I spent a long time Sunday morning watching the Race Street Red-tailed Hawk nest, trying to get a read on how the adult male and the two chicks are faring after the female was injured and taken to Tom Ricardi’s rehabilitation center in Conway earlier this week.
Life goes on, it seems.
The male has been spending a lot of time on the nest, helping the chicks preen and helping to dole out bits of prey — although, the chicks are becoming adept at feeding themselves, too.
Between stints on the nest, the male has remained an efficient hunter and provider.

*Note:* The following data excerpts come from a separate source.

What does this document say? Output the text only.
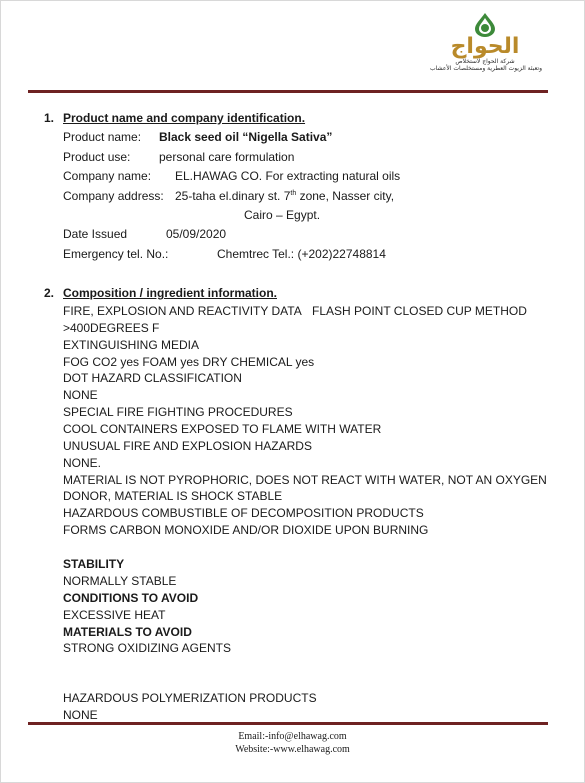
الحواج
شركة الحواج لاستخلاص
وتعبئة الزيوت العطرية ومستخلصات الأعشاب
1. Product name and company identification.
Product name: Black seed oil “Nigella Sativa”
Product use: personal care formulation
Company name: EL.HAWAG CO. For extracting natural oils
Company address: 25-taha el.dinary st. 7th zone, Nasser city,
Cairo – Egypt.
Date Issued	05/09/2020
Emergency tel. No.:	Chemtrec Tel.: (+202)22748814
2. Composition / ingredient information.
FIRE, EXPLOSION AND REACTIVITY DATA FLASH POINT CLOSED CUP METHOD
>400DEGREES F
EXTINGUISHING MEDIA
FOG CO2 yes FOAM yes DRY CHEMICAL yes
DOT HAZARD CLASSIFICATION
NONE
SPECIAL FIRE FIGHTING PROCEDURES
COOL CONTAINERS EXPOSED TO FLAME WITH WATER
UNUSUAL FIRE AND EXPLOSION HAZARDS
NONE.
MATERIAL IS NOT PYROPHORIC, DOES NOT REACT WITH WATER, NOT AN OXYGEN
DONOR, MATERIAL IS SHOCK STABLE
HAZARDOUS COMBUSTIBLE OF DECOMPOSITION PRODUCTS
FORMS CARBON MONOXIDE AND/OR DIOXIDE UPON BURNING
STABILITY
NORMALLY STABLE
CONDITIONS TO AVOID
EXCESSIVE HEAT
MATERIALS TO AVOID
STRONG OXIDIZING AGENTS
HAZARDOUS POLYMERIZATION PRODUCTS
NONE
Email:-info@elhawag.com
Website:-www.elhawag.com
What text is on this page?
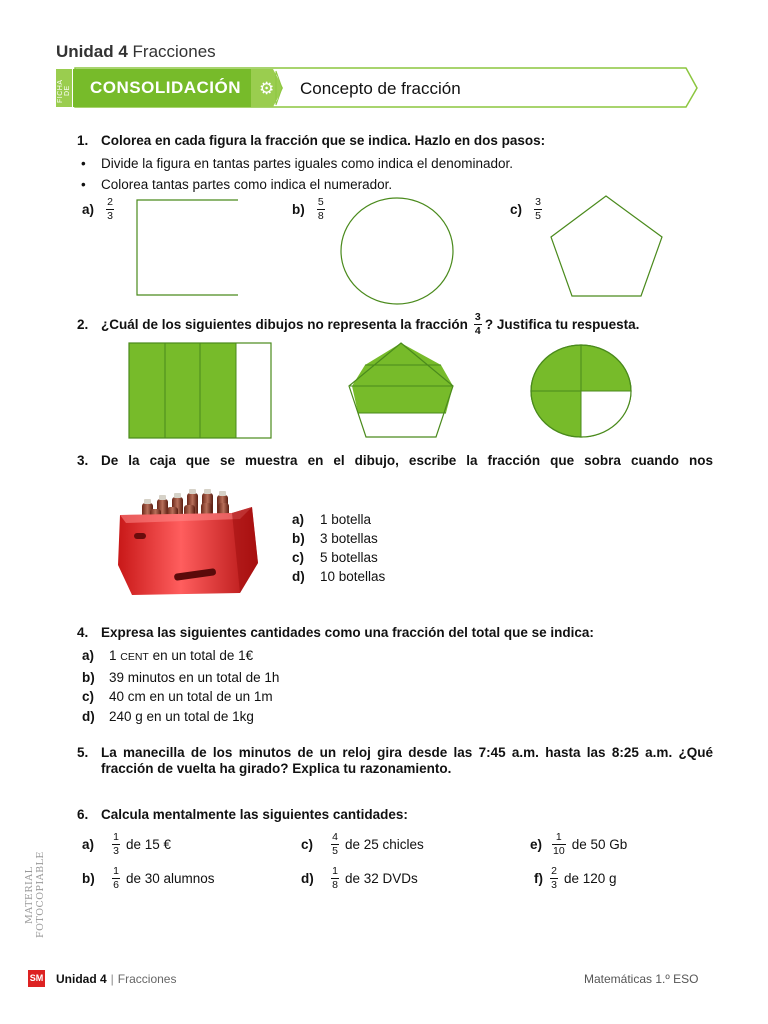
Unidad 4 Fracciones
FICHA DE CONSOLIDACIÓN ⚙ Concepto de fracción
1. Colorea en cada figura la fracción que se indica. Hazlo en dos pasos:
• Divide la figura en tantas partes iguales como indica el denominador.
• Colorea tantas partes como indica el numerador.
$a) \frac{2}{3}$	$b) \frac{5}{8}$	$c) \frac{3}{5}$
2. ¿Cuál de los siguientes dibujos no representa la fracción $\frac{3}{4}$ ? Justifica tu respuesta.
3. De la caja que se muestra en el dibujo, escribe la fracción que sobra cuando nos
a) 1 botella
b) 3 botellas
c) 5 botellas
d) 10 botellas
4. Expresa las siguientes cantidades como una fracción del total que se indica:
a) 1 CENT en un total de 1€
b) 39 minutos en un total de 1h
c) 40 cm en un total de un 1m
d) 240 g en un total de 1kg
5. La manecilla de los minutos de un reloj gira desde las 7:45 a.m. hasta las 8:25 a.m. ¿Qué
fracción de vuelta ha girado? Explica tu razonamiento.
6. Calcula mentalmente las siguientes cantidades:
a)	$\frac{1}{3}$ de 15 €	c)	$\frac{4}{5}$ de 25 chicles	$e) \frac{1}{10}$ de 50 Gb
b)	$\frac{1}{6}$ de 30 alumnos	d)	$\frac{1}{8}$ de 32 DVDs	$f) \frac{2}{3}$ de 120 g
MATERIAL FOTOCOPIABLE
SM Unidad 4 | Fracciones	Matemáticas 1.º ESO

I watched Sunday morning as an armada of geese — 9 goslings and about 15 adults — paddled down the canal toward the vicinity of the hawk’s nest. The hawk sat on the top rail of the fire escape. I looked at the hawk, and the hawk looked at the geese.
When the hawk leaped from its perch the adult geese circled around their young. A few geese rose up out of the water, honked and spread their wings as the hawk approached. But the hawk made a last minute turn, away from the geese, and landed at the base of a stone wall right at the water’s edge.
The hawk sat with its back to the geese. But the members of the fleet were still wary: they approached the hawk cautiously, giving an occasional honk or flap.
As it turned out, the hawk wasn’t interested in the baby geese. Instead, it hopped into the air and then pounced, snatching something from the base of the wall. I haven’t been able to identify the prey — zooming way in, it looks like a small rodent, but the picture loses too much detail to tell for sure.
Clutching the morning snack in one foot, the hawk flew back to the fire escape and delivered the meal to the peeping chicks.
The geese continued down the canal. I followed them nearly all the way to Sargeant Street, where the young clambered up a grassy bank to feed while the adults stood guard.